Haigh 2003 says "Observational data suggest that the Sun has influenced temperatures on decadal, centennial and millennial time-scales, but radiative forcing considerations and the results of energy-balance models and general circulation models suggest that the warming during the latter part of the 20th century cannot be ascribed entirely to solar effects."

Stott 2003 increased climate model sensitivity to solar forcing and still found "most warming over the last 50 yr is likely to have been caused by increases in greenhouse gases."

Solanki 2003 concludes "the Sun has contributed less than 30% of the global warming since 1970".
Lean 1999 concludes "it is unlikely that Sun–climate relationships can account for much of the warming since 1970".

Waple 1999 finds "little evidence to suggest that changes in irradiance are having a large impact on the current warming trend."

Frolich 1998 concludes "solar radiative output trends contributed little of the 0.2°C increase in the global mean surface temperature in the past decade"


And the CO2 lagging temp has a bunch of studies as well.

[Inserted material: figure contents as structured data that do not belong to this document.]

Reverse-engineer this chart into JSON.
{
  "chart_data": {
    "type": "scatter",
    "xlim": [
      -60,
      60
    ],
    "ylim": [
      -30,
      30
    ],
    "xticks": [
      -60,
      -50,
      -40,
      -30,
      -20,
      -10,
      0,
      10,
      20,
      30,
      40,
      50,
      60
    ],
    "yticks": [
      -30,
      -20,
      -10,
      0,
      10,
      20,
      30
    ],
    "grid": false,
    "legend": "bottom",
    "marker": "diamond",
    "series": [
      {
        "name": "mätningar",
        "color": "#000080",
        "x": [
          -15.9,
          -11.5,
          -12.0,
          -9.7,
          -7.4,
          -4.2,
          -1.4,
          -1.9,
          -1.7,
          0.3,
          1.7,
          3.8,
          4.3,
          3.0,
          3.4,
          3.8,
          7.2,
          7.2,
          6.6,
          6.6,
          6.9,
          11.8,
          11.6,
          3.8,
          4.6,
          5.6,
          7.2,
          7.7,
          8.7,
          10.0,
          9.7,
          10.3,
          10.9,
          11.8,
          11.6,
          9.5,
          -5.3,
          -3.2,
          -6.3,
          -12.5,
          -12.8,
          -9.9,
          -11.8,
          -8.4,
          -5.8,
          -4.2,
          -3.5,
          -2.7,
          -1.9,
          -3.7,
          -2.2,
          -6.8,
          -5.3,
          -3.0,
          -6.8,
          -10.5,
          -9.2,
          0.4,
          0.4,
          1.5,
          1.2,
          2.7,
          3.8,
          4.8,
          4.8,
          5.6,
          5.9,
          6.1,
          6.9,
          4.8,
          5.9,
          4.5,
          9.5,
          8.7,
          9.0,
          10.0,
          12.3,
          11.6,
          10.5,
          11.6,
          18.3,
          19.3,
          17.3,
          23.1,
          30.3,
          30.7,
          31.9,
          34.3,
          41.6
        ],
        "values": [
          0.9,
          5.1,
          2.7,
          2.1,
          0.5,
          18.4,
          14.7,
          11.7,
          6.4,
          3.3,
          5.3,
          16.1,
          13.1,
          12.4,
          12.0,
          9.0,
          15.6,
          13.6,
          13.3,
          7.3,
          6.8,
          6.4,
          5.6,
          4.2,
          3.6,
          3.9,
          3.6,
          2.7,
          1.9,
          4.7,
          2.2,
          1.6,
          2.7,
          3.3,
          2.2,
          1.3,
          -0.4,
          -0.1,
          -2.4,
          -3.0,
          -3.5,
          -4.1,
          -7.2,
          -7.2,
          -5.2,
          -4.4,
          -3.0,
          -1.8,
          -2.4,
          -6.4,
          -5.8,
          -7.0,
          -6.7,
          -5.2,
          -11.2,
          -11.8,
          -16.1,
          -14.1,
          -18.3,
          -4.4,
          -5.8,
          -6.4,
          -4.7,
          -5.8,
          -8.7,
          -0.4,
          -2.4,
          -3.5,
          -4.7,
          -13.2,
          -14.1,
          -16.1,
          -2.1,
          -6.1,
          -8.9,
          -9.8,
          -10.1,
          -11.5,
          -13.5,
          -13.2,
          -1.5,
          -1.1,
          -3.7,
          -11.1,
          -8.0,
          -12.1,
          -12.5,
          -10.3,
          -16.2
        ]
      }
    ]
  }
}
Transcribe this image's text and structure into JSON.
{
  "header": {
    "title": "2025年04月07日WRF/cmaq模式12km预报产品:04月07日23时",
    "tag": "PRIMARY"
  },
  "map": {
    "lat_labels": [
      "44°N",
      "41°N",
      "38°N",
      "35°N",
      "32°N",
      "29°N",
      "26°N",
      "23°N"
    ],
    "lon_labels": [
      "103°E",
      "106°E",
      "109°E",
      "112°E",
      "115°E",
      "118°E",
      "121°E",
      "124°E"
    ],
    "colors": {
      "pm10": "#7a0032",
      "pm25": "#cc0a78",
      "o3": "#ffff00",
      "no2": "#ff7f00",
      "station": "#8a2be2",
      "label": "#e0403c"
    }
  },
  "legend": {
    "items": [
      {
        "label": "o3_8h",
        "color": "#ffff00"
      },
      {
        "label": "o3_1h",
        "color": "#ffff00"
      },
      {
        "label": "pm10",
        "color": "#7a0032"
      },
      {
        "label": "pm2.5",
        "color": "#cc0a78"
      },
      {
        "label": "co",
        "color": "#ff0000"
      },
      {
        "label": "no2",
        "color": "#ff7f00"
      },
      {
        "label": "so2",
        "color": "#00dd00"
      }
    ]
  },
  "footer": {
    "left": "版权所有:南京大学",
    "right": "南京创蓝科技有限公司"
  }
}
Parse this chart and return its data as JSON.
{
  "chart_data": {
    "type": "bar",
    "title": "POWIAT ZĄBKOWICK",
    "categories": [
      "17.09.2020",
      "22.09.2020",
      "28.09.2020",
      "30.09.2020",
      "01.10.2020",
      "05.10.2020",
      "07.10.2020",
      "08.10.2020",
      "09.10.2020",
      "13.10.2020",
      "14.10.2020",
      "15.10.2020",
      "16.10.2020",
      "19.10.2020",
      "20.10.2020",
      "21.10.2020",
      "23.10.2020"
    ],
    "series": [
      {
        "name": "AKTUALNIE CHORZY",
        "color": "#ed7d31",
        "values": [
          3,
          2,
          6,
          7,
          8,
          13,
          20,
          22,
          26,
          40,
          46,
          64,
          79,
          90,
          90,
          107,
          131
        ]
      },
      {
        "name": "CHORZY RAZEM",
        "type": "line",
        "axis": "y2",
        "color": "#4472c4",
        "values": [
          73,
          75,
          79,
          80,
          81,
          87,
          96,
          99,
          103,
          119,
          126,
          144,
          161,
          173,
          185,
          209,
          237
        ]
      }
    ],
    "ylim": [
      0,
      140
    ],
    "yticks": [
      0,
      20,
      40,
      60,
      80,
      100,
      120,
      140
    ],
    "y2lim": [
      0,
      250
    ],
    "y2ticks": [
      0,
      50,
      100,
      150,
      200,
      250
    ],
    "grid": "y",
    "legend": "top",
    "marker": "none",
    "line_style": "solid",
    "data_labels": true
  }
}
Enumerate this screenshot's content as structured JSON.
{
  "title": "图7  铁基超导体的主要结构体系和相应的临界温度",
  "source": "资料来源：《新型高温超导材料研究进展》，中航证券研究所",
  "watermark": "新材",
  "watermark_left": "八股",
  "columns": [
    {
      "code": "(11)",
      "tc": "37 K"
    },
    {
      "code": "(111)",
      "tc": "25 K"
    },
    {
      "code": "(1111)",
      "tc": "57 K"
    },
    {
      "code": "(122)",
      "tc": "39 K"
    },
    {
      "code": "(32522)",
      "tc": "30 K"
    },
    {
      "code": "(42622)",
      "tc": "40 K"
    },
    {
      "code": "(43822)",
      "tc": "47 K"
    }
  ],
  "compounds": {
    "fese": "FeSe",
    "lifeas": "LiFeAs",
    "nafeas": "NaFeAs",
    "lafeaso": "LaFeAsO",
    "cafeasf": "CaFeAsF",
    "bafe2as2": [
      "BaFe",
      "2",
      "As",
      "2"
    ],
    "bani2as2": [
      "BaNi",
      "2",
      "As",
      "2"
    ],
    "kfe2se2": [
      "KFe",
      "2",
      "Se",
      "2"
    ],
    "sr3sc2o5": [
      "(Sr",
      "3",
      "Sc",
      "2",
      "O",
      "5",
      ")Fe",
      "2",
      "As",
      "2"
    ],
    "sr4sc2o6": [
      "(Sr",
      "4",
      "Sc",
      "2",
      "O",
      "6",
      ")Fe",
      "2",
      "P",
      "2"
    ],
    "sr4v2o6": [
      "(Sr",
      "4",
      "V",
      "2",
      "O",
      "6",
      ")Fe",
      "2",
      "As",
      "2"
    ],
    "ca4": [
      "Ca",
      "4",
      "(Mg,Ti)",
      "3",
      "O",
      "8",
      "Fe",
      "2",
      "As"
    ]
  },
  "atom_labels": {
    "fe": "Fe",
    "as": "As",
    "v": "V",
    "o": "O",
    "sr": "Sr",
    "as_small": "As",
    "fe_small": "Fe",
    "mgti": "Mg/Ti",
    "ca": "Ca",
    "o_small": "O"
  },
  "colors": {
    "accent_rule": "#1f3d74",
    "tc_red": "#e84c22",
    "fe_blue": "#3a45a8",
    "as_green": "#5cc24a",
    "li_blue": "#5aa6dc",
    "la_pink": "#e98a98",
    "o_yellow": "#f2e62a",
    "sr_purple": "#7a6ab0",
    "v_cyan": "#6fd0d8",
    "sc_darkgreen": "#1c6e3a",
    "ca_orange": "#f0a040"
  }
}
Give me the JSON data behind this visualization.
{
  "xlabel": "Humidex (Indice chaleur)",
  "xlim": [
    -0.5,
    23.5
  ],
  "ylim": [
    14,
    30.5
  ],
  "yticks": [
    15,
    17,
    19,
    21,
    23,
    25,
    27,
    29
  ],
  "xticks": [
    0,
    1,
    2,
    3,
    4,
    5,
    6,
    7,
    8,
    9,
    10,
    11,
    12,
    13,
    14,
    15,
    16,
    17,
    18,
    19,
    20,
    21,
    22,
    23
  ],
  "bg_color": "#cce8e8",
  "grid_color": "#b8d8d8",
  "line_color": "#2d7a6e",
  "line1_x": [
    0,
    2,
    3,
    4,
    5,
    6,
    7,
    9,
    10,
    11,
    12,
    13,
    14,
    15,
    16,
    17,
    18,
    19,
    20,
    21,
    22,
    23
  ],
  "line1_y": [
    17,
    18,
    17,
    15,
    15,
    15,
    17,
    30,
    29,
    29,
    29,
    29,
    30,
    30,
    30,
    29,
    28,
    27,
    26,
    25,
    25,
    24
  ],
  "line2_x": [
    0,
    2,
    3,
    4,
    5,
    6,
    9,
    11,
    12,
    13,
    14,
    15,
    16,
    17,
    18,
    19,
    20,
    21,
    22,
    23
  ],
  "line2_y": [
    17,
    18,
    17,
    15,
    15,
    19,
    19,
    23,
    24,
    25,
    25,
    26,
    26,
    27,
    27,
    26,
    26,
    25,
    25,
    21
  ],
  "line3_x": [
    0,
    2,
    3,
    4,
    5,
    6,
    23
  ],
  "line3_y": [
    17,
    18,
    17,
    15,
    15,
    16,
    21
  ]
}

http://www.skepticalscience.com/co2-lags-temperature.htm

Try some science.

HarveyD

Short of south Florida and New Orleans disappearing, the non-believers hard core will never admit it. However, most of them may not be around when it happens, so they dont care if their grand children have to deal with it.

Reel$$

MarkBC:

Arctic ice is melting and Antarctic ice is NOT melting:

http://www.worldclimatereport.com/index.php/2009/10/06/antarctic-ice-melt-at-lowest-levels-in-satellite-era/

Axis orientation?

Mark_BC

The Antarctic is expected to actually have colder temperatures due to wind shifts. But the peninsular areas that jut out into the ocean are having significant melting (that's where all the ice shelves are breaking off.)

And that graph is hardly a dramatic decline, as compared with the decline in arctic sea ice over the last 30 years.

http://www.skepticalscience.com/antarctica-gaining-ice.htm

aym

The antarctic is losing land ice mass. It's only the sea ice in the arctic that's gaining and that is in spite of increasing ocean temps. And that is only temporary.